Enfin calmé, on le guide vers la pièce principale du studio. Deux personnes représentent Kerrang! là-bas : Caroline Fish, directrice artistique du magazine et la photographe Scarlet Page. Fish tend la main et se présente. Nicholls l’ignore complètement et se dirige à la place directement devant la lentille de l’appareil photo, ceci malgré le fait que Scarlet Page ne s’y trouve pas encore derrière. Voyant que rien ne se passe encore, il revient vers Fish et dit :

“Je veux juste te dire quelque chose. Je trouve ton magazine merdique”.

Comme première impression, on ne peut faire mieux.

S’installent devant l’appareil, Nicholls parcourt le répertoire de grimaces ridicules qu’il semble faire à chaque session photo. Alors que Scarlet Page s’écarte, le chanteur semble momentairement sérieux.

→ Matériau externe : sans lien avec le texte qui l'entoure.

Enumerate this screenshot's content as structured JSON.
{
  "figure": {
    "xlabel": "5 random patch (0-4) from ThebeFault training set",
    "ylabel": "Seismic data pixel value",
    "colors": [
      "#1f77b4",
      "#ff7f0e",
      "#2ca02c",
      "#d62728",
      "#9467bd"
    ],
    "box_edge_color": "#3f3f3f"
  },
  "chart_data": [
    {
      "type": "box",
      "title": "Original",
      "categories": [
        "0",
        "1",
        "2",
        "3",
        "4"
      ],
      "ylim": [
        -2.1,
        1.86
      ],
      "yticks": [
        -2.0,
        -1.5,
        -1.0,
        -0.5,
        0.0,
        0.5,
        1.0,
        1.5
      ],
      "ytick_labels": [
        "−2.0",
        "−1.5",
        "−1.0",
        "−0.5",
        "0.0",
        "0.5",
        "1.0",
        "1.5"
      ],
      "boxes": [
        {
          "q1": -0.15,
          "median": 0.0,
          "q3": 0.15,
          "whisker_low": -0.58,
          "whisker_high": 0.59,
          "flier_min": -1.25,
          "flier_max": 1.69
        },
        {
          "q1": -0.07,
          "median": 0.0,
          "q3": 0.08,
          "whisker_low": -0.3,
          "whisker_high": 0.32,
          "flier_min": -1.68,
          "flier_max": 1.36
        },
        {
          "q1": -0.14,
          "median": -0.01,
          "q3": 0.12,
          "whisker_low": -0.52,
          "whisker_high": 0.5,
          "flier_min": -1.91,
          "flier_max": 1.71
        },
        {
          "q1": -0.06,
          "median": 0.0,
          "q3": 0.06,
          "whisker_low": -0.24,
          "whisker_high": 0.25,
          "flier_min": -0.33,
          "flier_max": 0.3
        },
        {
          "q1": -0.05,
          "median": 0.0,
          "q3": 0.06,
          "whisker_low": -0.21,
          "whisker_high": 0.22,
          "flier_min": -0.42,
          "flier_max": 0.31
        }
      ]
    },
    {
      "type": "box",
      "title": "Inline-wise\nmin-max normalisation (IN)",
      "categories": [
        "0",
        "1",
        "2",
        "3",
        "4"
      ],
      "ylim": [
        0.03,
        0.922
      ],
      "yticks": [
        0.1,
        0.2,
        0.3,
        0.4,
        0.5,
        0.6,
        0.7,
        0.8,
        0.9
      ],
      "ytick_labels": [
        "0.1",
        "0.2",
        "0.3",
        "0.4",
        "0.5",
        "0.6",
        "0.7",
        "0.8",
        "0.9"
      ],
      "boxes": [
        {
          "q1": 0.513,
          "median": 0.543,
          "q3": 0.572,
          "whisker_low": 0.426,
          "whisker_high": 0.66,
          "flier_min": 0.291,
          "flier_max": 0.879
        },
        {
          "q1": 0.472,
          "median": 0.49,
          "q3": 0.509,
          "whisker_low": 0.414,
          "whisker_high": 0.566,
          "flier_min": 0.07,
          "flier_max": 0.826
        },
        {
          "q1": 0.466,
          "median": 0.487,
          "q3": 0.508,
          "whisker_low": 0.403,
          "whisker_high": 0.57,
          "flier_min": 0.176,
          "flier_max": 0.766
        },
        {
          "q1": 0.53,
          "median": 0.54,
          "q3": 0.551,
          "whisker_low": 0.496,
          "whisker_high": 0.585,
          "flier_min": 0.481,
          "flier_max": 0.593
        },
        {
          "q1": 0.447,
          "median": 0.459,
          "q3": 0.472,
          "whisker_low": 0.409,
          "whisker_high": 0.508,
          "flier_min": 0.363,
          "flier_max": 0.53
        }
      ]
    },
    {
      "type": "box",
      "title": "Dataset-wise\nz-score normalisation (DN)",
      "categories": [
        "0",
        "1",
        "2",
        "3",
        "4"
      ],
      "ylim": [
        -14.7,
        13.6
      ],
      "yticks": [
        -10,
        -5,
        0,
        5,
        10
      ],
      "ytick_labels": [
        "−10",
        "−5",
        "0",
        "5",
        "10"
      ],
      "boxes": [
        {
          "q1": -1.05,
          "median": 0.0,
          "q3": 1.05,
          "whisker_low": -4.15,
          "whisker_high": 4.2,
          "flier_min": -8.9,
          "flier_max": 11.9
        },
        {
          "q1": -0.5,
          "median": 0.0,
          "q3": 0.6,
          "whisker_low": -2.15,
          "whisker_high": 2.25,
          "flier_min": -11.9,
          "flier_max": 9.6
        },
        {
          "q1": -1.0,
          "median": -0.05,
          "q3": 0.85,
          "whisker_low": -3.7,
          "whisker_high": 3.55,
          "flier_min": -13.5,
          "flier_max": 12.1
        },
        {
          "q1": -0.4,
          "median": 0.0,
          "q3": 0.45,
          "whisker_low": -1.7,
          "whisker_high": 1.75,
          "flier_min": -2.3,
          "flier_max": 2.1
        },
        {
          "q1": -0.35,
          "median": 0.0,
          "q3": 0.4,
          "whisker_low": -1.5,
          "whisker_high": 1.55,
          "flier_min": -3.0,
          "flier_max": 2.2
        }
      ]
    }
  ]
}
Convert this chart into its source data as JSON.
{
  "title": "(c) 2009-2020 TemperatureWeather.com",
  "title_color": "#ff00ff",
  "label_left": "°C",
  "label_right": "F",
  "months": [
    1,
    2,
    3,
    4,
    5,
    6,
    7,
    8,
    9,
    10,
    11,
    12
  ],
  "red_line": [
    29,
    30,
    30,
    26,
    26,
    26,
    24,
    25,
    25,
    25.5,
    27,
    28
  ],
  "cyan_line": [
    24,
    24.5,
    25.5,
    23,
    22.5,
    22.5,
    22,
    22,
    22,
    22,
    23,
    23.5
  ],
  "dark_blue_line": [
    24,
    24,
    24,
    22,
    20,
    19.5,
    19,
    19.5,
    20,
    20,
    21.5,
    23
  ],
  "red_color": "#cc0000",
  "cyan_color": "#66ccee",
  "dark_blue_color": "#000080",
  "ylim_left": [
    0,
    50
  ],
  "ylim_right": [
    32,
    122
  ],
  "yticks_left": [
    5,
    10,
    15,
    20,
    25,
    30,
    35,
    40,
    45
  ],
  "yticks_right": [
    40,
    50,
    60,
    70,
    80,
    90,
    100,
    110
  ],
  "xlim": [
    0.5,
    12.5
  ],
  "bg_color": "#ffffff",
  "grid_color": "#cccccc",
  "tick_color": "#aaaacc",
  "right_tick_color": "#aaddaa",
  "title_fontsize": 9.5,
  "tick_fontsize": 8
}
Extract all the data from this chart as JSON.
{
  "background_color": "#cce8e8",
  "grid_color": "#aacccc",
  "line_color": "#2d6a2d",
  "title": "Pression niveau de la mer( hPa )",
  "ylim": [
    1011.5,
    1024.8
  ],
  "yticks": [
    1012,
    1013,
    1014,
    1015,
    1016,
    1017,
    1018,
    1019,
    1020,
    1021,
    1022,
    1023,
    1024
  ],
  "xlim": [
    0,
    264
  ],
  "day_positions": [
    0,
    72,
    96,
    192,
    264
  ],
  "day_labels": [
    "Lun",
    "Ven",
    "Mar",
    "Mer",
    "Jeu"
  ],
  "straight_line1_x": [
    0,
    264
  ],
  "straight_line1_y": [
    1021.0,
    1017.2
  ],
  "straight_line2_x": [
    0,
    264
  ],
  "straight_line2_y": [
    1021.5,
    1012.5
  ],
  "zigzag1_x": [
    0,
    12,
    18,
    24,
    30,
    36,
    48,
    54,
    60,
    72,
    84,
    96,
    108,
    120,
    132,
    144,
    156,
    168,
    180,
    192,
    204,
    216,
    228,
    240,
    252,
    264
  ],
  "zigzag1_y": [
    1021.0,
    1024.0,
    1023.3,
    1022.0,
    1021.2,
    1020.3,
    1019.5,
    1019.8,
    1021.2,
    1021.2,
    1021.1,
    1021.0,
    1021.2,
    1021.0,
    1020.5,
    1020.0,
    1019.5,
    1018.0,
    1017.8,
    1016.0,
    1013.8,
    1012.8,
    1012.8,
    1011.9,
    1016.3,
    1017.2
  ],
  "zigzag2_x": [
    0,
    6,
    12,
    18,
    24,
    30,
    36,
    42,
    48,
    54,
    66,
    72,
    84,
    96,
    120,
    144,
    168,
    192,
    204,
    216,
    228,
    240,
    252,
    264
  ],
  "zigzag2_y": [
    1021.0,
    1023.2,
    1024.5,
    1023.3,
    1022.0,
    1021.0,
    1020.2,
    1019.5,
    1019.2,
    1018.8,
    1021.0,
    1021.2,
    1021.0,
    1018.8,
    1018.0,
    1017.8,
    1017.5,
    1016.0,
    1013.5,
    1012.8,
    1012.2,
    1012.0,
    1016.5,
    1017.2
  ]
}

“Je veux juste te dire quelque chose, dit-il. Je pense que ton magazine est merdique”.

“Eh bien, dit Scarlet le sourire aux lèvres. Je pense que certaines de mes photos sont bonnes”.

“Non, déclare Craig Nicholls. Je pense que tes photos sont merdiques”.

Sympa. Alors que les autres membres de The Vines – le bassiste Patrick Matthews, le guitariste Ryan Griffiths et le batteur Hamish Rosser – prennent place chacun après l’autre devant l’objectif, Nicholls endosse le rôle d’un gamin hyperactif : il ouvre et referme les volets, encore et encore ; s’asseoit sur une poubelle jusqu’à ce qu’elle se casse, s’éloignant d’elle en silence ; lance des reflecteurs de lumière en polystyrène en l’air, encore et encore ; monte le volume de la chaîne du studio si fort que personne dans la pièce ne s’entend réfléchir. Il fait de lui le centre d’attention involontaire de ce qui tourne en session difficile et horrible.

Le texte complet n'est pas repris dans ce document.